Table 2 Individual starch content QTLs in the CI7/K22 RIL population
Fig. 3
figure 3

The distribution of starch content QTLs across the entire genome in different environments. a The LOD profiles of starch content QTLs. b The additive effects of starch content QTLs. 13BJ, 13HN and 14NM represent the environments of Beijing in 2013, Hainan in 2013 and Neimeng in 2014, respectively. BLUP represents the results of QTL mapping using the BLUP value of starch content based on three environments

To further confirm the six QTLs for starch content identified using the BLUP values, we also mapped the QTLs for starch content in CI7/K22 RILs that were grown in different environments (Fig. 3). The association with starch content was stable for all of the QTLs from the RIL populations grown in all three environments.

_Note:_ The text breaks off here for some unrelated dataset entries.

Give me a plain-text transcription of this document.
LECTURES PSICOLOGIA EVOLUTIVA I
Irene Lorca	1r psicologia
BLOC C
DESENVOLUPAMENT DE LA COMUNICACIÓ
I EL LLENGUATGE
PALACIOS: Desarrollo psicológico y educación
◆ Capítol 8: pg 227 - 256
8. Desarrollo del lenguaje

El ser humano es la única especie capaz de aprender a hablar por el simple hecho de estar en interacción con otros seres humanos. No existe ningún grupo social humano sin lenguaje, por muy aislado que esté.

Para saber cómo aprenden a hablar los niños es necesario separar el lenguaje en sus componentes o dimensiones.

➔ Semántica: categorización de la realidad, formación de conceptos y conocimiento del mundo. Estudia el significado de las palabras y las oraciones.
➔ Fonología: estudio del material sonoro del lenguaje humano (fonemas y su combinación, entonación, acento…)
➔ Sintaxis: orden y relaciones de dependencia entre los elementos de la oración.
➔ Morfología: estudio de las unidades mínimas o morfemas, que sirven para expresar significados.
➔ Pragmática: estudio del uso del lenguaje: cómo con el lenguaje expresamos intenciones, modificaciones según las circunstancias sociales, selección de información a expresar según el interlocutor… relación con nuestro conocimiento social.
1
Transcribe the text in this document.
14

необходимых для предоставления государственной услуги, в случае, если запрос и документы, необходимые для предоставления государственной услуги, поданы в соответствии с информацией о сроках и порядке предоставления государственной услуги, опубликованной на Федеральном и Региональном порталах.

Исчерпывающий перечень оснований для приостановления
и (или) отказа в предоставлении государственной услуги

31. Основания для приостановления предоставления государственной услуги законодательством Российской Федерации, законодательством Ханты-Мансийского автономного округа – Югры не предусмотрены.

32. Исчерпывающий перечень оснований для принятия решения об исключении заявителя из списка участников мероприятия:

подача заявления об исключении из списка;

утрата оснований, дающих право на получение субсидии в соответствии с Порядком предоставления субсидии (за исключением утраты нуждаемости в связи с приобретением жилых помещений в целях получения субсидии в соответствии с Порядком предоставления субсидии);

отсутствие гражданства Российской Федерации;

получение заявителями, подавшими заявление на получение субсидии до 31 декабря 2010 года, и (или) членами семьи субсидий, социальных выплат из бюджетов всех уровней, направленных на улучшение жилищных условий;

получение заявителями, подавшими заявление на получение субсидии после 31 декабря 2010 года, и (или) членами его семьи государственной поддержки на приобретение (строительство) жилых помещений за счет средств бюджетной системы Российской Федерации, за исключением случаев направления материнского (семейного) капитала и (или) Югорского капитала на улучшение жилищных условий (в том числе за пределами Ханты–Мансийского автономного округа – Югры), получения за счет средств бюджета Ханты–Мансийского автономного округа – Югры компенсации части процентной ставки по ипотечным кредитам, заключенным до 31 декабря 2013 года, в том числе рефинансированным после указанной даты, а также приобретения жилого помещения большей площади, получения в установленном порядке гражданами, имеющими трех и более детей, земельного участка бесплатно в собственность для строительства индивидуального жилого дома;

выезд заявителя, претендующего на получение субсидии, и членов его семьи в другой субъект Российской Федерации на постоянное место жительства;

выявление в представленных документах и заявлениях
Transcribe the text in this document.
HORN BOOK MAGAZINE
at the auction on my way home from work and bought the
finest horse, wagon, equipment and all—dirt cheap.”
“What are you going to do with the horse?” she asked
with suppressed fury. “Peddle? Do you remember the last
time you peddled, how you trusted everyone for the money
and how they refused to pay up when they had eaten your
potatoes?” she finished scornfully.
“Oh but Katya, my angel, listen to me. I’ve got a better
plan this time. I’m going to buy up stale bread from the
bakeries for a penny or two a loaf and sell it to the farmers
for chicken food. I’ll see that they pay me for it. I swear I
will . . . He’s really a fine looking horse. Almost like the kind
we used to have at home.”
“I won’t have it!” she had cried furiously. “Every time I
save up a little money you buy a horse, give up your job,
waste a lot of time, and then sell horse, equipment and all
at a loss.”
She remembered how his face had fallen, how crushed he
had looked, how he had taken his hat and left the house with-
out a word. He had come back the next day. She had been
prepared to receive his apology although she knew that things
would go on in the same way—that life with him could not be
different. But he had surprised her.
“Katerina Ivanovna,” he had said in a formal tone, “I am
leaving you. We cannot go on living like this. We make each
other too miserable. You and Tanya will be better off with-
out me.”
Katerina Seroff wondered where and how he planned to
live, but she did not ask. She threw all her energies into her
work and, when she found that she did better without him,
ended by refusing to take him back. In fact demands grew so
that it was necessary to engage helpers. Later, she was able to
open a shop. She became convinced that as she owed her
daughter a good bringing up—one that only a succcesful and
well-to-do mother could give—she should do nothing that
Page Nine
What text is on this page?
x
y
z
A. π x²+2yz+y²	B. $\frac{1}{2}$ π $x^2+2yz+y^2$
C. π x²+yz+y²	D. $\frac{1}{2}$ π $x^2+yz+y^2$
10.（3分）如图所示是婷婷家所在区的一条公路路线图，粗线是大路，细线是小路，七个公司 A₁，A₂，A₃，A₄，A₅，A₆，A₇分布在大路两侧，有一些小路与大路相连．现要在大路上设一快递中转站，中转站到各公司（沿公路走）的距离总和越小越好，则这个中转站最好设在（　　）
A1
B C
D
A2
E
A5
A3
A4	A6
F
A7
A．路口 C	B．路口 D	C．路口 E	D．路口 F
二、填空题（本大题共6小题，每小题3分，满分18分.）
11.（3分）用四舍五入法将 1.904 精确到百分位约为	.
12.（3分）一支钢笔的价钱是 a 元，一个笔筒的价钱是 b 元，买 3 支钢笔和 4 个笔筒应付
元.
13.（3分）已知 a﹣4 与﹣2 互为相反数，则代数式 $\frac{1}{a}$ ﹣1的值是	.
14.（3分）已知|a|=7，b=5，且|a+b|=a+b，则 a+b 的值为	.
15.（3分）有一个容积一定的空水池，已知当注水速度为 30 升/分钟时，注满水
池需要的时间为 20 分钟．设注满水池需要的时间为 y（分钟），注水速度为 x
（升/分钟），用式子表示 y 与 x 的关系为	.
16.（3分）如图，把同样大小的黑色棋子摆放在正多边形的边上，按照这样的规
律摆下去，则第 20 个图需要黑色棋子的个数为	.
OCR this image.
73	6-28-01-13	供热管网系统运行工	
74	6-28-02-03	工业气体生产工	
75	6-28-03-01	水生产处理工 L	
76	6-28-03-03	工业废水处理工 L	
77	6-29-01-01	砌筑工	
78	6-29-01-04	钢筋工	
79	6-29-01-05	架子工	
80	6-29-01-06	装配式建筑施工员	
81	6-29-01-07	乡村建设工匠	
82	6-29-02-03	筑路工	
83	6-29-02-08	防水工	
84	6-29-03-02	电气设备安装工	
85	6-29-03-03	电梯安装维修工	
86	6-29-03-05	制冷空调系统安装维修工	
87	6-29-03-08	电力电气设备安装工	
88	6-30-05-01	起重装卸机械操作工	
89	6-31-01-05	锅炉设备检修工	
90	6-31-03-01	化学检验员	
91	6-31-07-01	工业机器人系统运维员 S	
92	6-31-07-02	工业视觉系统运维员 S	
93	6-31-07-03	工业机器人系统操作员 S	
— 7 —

Although the LOD values of some QTLs were lower than the threshold, these QTLs still showed obvious LOD peaks in the RIL when grown in different environments (Fig. 3). In addition to the original six QTLs, one QTL on chromosome 10 was significantly associated with starch content in Hainan in 2013 and had a clear, but weak, LOD peak using the BLUP value (Fig. 3).

In addition to individual QTLs for starch content in maize kernels, the additive × additive epistatic interactions for the identified QTLs in the CI7/K22 RIL population were also investigated. No epistatic interactions were observed (data not shown), indicating that the genetic component of starch content in the CI7/K22 RIL population is mainly characterized by additive gene actions.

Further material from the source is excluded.